Una corte federale ha deliberato ancora una volta contro il «Travelban» tanto caro a Trump, dichiarando che il presidente, con l’ultima versione del decreto che impedisce a sei paesi a maggioranza musulmana di viaggiare e risiedere negli Usa, è ancora una volta andato oltre la portata della sua autorità.

Nonostante questo, il nono circuito della Corte d’appello statunitense con sede alle Hawaii, ha dovuto sospendere la decisione in attesa della revisione da parte della Corte Suprema, e nel frattempo il divieto dovrà rimanere in vigore.

LA SENTENZA DI 77 PAGINE rilasciata dalla corte hawaiana sottolinea che non ci sono basi, se non la dichiarazione di Trump, sul perché il semplice fatto di provenire da uno dei Paesi citati nel divieto, sia sufficiente a rendere qualcuno un rischio per la sicurezza nazionale americana.

Le Hawaii, che sin dall’inizio hanno combattuto contro ogni versione del ban di Trump, in questo ultimo caso stanno continuando a fare causa per fermare il divieto, in quanto, sostengono, sarà dannoso umanamente e socialmente perché le famiglie rischieranno di essere separate e il gli studi e le collaborazioni accademiche universitarie saranno ostacolate.

ALL’INIZIO DI QUESTO MESE, la Corte Suprema aveva revocato gli ordini temporanei emessi dai tribunali inferiori che avevano impedito l’attuazione dell’ultimo divieto di viaggio, ora il massimo organo legale americano non ha fissato le date di discussione della nuova obiezione che proviene dal nono circuito, perché non ha ancora deciso di concedere un ricorso, anche se sembra improbabile che non lo faccia.

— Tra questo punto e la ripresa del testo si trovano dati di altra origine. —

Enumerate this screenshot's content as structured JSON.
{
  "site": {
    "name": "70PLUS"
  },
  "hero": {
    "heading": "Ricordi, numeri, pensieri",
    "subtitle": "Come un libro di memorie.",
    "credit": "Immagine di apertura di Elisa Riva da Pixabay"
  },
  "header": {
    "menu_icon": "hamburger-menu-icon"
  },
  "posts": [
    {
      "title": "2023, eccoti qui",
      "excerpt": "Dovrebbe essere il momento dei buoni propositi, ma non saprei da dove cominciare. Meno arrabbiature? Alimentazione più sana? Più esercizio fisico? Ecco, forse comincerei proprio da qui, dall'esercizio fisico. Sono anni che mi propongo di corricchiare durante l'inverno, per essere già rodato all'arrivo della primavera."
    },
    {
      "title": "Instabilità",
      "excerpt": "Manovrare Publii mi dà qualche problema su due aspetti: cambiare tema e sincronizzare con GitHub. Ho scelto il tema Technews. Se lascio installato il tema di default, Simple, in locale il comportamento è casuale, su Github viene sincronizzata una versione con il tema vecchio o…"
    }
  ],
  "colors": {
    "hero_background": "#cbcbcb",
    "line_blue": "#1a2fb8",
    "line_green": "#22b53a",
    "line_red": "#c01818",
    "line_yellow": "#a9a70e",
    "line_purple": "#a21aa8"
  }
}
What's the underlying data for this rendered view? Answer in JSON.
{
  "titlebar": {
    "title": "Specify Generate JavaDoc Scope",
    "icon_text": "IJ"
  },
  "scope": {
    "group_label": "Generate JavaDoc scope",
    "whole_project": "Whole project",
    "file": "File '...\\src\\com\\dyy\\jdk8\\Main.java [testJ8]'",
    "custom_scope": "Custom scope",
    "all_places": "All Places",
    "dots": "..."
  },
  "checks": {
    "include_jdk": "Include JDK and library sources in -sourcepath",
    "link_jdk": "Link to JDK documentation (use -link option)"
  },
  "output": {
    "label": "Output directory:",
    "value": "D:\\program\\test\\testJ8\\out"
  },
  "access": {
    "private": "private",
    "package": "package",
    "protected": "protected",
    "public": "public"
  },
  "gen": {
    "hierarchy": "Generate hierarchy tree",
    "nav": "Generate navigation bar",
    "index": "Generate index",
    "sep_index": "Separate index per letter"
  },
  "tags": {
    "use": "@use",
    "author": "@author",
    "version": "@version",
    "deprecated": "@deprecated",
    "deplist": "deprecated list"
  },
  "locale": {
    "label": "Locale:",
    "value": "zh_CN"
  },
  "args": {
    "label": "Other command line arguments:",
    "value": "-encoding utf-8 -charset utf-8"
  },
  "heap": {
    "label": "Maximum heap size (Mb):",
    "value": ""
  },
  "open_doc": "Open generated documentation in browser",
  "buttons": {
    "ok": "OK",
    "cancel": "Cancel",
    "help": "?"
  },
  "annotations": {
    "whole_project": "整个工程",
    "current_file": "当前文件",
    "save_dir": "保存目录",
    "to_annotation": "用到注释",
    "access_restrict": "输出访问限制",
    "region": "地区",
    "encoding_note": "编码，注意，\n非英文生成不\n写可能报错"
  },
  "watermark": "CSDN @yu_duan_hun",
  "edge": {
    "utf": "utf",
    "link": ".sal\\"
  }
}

Data la scioccante rapidità delle azioni esecutive e delle decisioni giudiziarie che si succedono una all’altra da quando Trump ha proclamato il primo Muslimban, questo è solo l’ultimo di una lunga serie di battaglie che non smetteranno di seguire. I giudici, in questo ultimo caso specifico, si sono concentrati sul fatto che Trump richieda degli accertamenti su alcune categorie di persone il cui ingresso negli Usa è considerato pericoloso solo basandosi sulla loro provenienza geografica, ma, secondo la legge sull’immigrazione, una tale determinazione deve essere dettagliata ben più che con un’affermazione aprioristica, prima di escludere 150 milioni di potenziali viaggiatori da Ciad, Iran, Libia, Somalia, Siria e Yemen.

LA PORTAVOCE del Dipartimento di giustizia, Lauren Ehrsam, ha dichiarato che l’agenzia è lieta che la Cortes Suprema abbia già permesso al governo di attuare la proclamazione e mantenere gli americani al sicuro mentre la questione è in discussione; di ben diverso parere è Eric Schneiderman, l’agguerrito procuratore generale di New York che su Twitter ha definito la decisione della corte hawaiana un colpo per il decreto di Trump.

IL NONO CIRCUITO della corte d’appello è un incubo per Trump: sono probabilmente i più acerrimi nemici dei decreti che vanno contro le libertà civili; bisogna considerare che le isole americane sono anche il luogo di nascita di Obama, cosa che Trump ha messo in dubbio per anni nonostante Obama abbia reso pubblico il proprio certificato di nascita. E quando Trump, poche settimane fa, per la prima volta da presidente si è recato alle Hawaii, è stato accolto da ali di cittadini che alzavano cartelli con scritto «Benvenuto in Kenia».